That the natural parameter space is convex means that if $\alpha,\beta$ are two different points in the natural parameter space, then every point between $\alpha$ and $\beta$ is also within the natural parameter space.

Answer 2

Its a long time ago question. But ...

Let us consider the exponential family $$ f_\mathbf{X}(x;\theta) = h(x)\exp\{\langle\theta, T(x)\rangle-A(\theta)\} $$ where $$ A(\theta) = \log\left(\int_X h(x)\exp\{\langle\theta, T(x)\rangle\}~{\rm d}x\right) $$ is the log-partition function.

Now we rewrite the exponential family definition to: $$ f_\mathbf{X}(x;\theta) = \frac{1}{Z(\theta)}h(x)\exp\{\langle\theta, T(x)\rangle\} $$ Then we have partition function $Z(\theta)$: $$Z(\theta) = \int_X h(x)\exp\{\langle\theta, T(x)\rangle\}~{\rm d}x$$

The natural space is defined as: $$ \mathcal N = \left\{\theta:\int_X h(x)\exp\{\langle\theta, T(x)\rangle\}~{\rm d}x \lt \infty\right\} = \left\{\theta:Z(\theta) \lt \infty\right\} $$ Now we prove that the natural space is a convex set:

Consider two distinct parameter $\theta_1,\theta_2\in \mathcal N$ and $0\lt\lambda\lt1$. Let $\theta = \lambda\theta_1+(1-\lambda)\theta_2$ be a convex conbinition of $\theta_1$ and $\theta_2$. $$ \begin{aligned} Z(\theta) &= \exp\{A(\theta)\} = \exp\{A(\lambda\theta_1+(1-\lambda)\theta_2)\}\\ &=\int_X h(x)\exp\{\langle(\lambda\theta_1+(1-\lambda)\theta_2), T(x)\rangle\}~{\rm d}x \\ & = \int_X \left(h(x)^{\lambda}\exp\{\langle\lambda\theta_1, T(x)\rangle \}\right)\left(h(x)^{1-\lambda}\exp\{\langle(1-\lambda)\theta_2, T(x)\rangle\}\right)~{\rm d}x \\ &\leq \left(\int_X h(x)\exp\{\frac1\lambda\langle\lambda\theta_1, T(x)\rangle\} ~{\rm d}x \right)^\lambda \left(\int_X h(x)\exp\{\frac1{1-\lambda}\langle(1-\lambda)\theta_2, T(x)\rangle\} ~{\rm d}x \right)^{1-\lambda} \\ &=Z(\theta_1)^\lambda \cdot Z(\theta_2)^{1-\lambda} \end{aligned} $$ Since $Z(\theta_1), Z(\theta_2)\lt\infty$, therefore $Z(\theta)\lt\infty$, so $\theta\in\mathcal N$. The natural parameter space is a convex set.

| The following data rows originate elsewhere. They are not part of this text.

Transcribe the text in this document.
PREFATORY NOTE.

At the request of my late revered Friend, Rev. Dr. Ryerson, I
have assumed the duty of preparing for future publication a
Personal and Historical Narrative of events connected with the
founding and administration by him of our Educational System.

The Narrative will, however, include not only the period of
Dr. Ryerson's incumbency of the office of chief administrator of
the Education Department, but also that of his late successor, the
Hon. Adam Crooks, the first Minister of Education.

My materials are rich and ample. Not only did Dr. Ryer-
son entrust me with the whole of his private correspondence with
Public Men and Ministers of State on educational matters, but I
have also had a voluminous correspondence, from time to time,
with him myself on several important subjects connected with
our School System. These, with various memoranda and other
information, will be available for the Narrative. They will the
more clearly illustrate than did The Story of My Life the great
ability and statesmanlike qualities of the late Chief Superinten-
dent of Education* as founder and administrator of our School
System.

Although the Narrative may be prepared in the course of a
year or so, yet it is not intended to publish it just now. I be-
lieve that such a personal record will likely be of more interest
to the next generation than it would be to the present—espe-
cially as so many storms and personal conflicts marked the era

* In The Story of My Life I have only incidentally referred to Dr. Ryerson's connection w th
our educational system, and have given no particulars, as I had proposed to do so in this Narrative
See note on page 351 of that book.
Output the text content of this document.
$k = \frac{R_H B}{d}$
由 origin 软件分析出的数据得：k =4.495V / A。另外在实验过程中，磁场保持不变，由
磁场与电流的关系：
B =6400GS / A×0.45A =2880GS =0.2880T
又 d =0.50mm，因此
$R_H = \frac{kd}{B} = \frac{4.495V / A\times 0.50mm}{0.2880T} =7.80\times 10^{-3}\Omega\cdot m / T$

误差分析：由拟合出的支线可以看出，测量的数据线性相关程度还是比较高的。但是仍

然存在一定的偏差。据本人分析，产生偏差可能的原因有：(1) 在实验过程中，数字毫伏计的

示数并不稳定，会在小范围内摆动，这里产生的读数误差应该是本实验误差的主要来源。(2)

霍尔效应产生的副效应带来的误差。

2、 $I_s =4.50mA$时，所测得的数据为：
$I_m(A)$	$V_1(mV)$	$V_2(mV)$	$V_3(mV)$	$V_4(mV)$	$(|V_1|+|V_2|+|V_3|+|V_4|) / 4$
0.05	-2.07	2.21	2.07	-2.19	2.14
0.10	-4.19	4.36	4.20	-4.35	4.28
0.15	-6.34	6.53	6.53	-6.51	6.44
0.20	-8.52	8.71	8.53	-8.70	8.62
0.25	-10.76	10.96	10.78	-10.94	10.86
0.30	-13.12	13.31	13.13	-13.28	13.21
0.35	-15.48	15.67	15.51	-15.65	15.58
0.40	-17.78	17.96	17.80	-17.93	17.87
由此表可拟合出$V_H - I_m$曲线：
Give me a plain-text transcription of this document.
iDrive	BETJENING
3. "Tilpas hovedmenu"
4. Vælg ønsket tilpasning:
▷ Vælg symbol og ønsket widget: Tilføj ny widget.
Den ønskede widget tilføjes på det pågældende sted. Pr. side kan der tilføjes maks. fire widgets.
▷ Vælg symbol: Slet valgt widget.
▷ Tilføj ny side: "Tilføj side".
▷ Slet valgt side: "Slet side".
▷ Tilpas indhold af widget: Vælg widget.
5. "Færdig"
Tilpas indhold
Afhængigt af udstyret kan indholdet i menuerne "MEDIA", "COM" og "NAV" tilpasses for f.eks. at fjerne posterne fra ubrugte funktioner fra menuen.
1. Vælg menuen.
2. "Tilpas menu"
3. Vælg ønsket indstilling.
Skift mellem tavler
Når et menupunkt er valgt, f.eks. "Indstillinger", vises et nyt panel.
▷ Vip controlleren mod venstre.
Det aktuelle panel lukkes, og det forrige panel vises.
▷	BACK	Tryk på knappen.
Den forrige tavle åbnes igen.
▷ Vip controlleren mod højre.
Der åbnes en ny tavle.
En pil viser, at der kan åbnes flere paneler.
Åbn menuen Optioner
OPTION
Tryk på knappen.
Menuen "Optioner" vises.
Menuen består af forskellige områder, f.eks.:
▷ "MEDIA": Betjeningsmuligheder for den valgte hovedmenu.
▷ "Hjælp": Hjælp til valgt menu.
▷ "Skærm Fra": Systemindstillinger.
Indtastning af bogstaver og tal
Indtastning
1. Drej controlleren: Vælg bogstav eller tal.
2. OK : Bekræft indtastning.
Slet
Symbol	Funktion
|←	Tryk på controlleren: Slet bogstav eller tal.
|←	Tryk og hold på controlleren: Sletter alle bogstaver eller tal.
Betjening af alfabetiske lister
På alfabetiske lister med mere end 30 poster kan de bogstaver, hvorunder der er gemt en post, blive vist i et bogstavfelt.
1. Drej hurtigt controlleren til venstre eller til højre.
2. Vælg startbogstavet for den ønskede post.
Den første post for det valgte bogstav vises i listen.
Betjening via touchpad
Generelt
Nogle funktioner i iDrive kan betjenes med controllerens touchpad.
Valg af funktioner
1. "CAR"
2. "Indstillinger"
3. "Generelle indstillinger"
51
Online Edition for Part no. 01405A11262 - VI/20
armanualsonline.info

Hölder's inequality was used in this proof, check https://mathworld.wolfram.com/HoeldersInequalities.html for more information

Take logarithm to above inequality, you will get log-partition function $A(\theta)$ a convex function.

$$ A(\theta) = A(\lambda\theta_1+(1-\lambda)\theta_2) \leq \lambda A(\theta_1) + (1-\lambda)A(\theta_2) $$